In book after book, the Bible lays out the far-ranging effects of the Fall. It says that sin has ruined our legal standing with God, broken our relationships with one another, degraded the cultures we create together, subjected our bodies to entropy, death and decay, and ruined the way we think and reason. (This is what theologians call “the noetic effects of the fall,” or the effects the fall had on the life of our mind. Paul calls it, “seeing the world through a dim piece of glass.”)
If the Fall has noetic effects, then until we are made perfect, there is always a good chance we are wrong about something, even something to which we are deeply committed. This chance that we are wrong is why Scripture calls us not to be judges, not to be jurors, not to be prosecutors, not even to be defendants, but to be witnesses. Our job in this world is not to rule, because our rule would not be perfect. Jesus’ job will be to rule. Our job as witnesses is to testify, to tell the story of our God.
The way we testify is by living lives worthy of the gospel. This means living and acting differently from the people around us—especially when the only thing separating us from those people is our faith.

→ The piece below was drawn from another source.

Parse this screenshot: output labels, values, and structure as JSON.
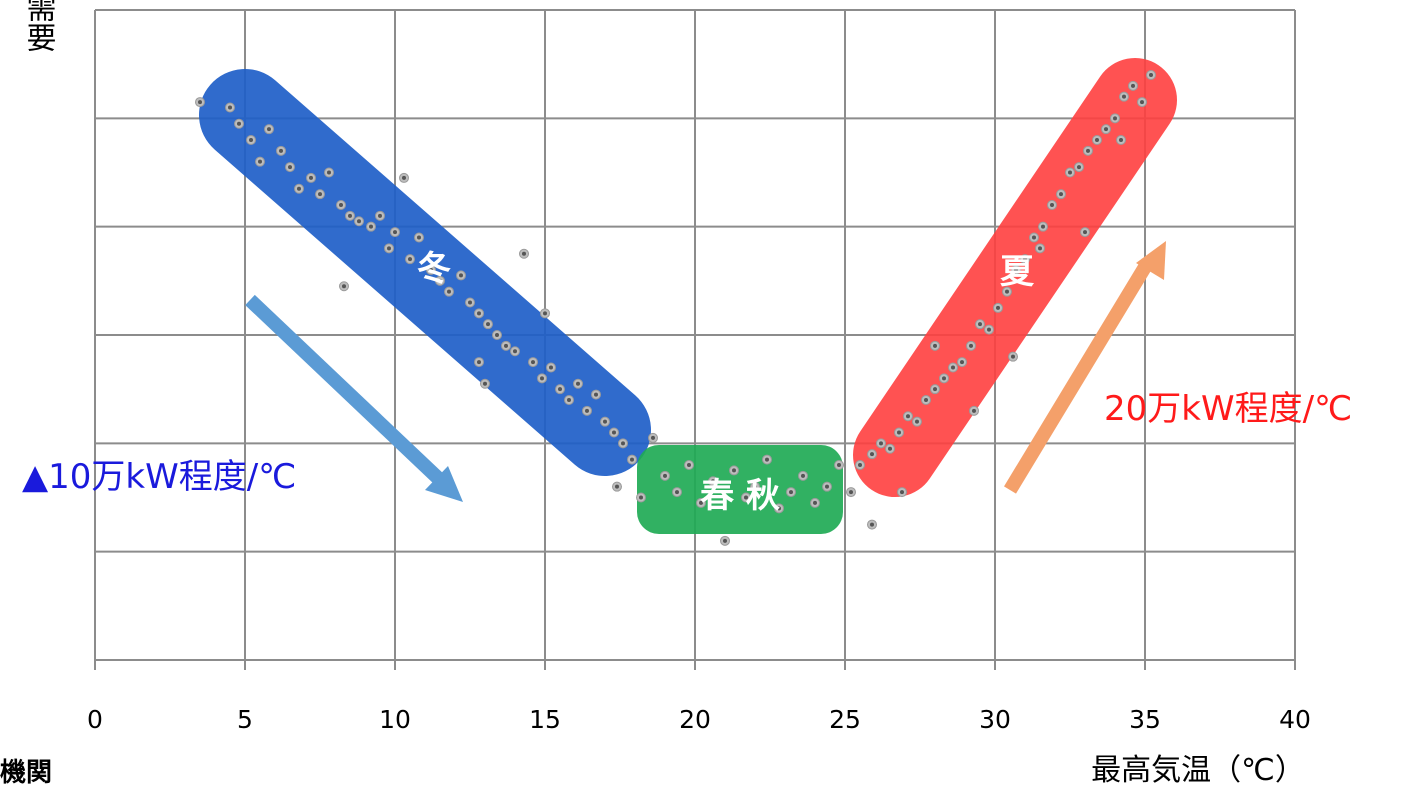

Our political ideologies are the product of people who simultaneously reflect and distort God’s glory—and no creation is greater than the people who created it. Our goal in the public square therefore should not be merely to champion our political tribes, because that would mean working to empower their sin as much as it would mean empowering their glory. Instead, we should seek to witness to our political tribes, even critiquing our own groups when necessary, and we often must do that by contrasting ourselves against them.
In the end, Christians are not called to conform to our traditions—even the traditions created by other Christians. We are called to redeem them, wherever and however we can, even if we can never make them perfect.